И сколько было тогда в избе народу, все согласились с Алаушасом и долго потом хвалили Пятраса за молодечество.
Вот как люди уезжают! И я так поеду. Надо будет только щетку где-нибудь найти и заранее положить на полку, чтобы было что искать. Пусть видит Алаушас, пусть все видят. А тут этот Лявукас… Чтобы его черти взяли с его стеклышком!..
А в полночь меня разбудил громкий спор. Мать сидела за прялкой, на прежнем месте, отец уже встал и шагал по избе: три шага до печки, три — обратно.
— Неужто такого малолетка погоним из дому?
— Я еще меньше был, когда меня выгнали.
— Не кричи, ребятишек разбудишь…
— Разве я его от хорошей жизни гоню? От хорошей?
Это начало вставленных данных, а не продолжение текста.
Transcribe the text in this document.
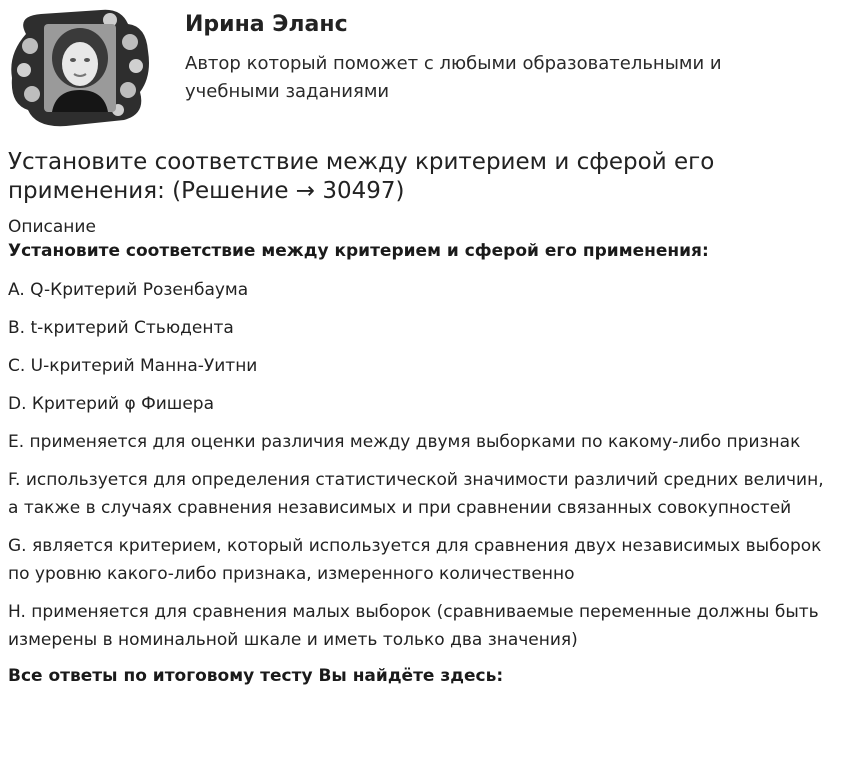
Ирина Эланс
Автор который поможет с любыми образовательными и учебными заданиями
Установите соответствие между критерием и сферой его применения: (Решение → 30497)
Описание
Установите соответствие между критерием и сферой его применения:
A. Q-Критерий Розенбаума
B. t-критерий Стьюдента
C. U-критерий Манна-Уитни
D. Критерий φ Фишера
E. применяется для оценки различия между двумя выборками по какому-либо признак
F. используется для определения статистической значимости различий средних величин, а также в случаях сравнения независимых и при сравнении связанных совокупностей
G. является критерием, который используется для сравнения двух независимых выборок по уровню какого-либо признака, измеренного количественно
H. применяется для сравнения малых выборок (сравниваемые переменные должны быть измерены в номинальной шкале и иметь только два значения)
Все ответы по итоговому тесту Вы найдёте здесь:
— Да ты погляди на него… Худенький, щупленький, попадет к чужим, — заклюют, как гусенка. Пожалел бы дитя.
— А спрячь ты его к себе… знаешь куда? — разъярился отец. — Только чем кормить его будешь, дурища? Может, гнилушек со стены наскребешь? Да ведь и стена не своя!
Долго он еще ходил, искоса поглядывая на мать и, по-видимому, дожидаясь новых возражений. Но, не дождавшись, подошел и сел возле нее.
— Сказал соседям, чтобы к нам посылали, — проговорил он каким-то изменившимся голосом. — Доброго человека встретим — и отпустим. Разве мы одни так? — Помолчал и сказал про себя: — Не мы одни.
Мать нагнулась, чтобы поправить спутавшуюся нитку, которая застряла в зубцах крыла. Поправила, но уже не выпрямилась и дальше пряла нагнувшись, внимательно следя за нескончаемо бегущей нитью.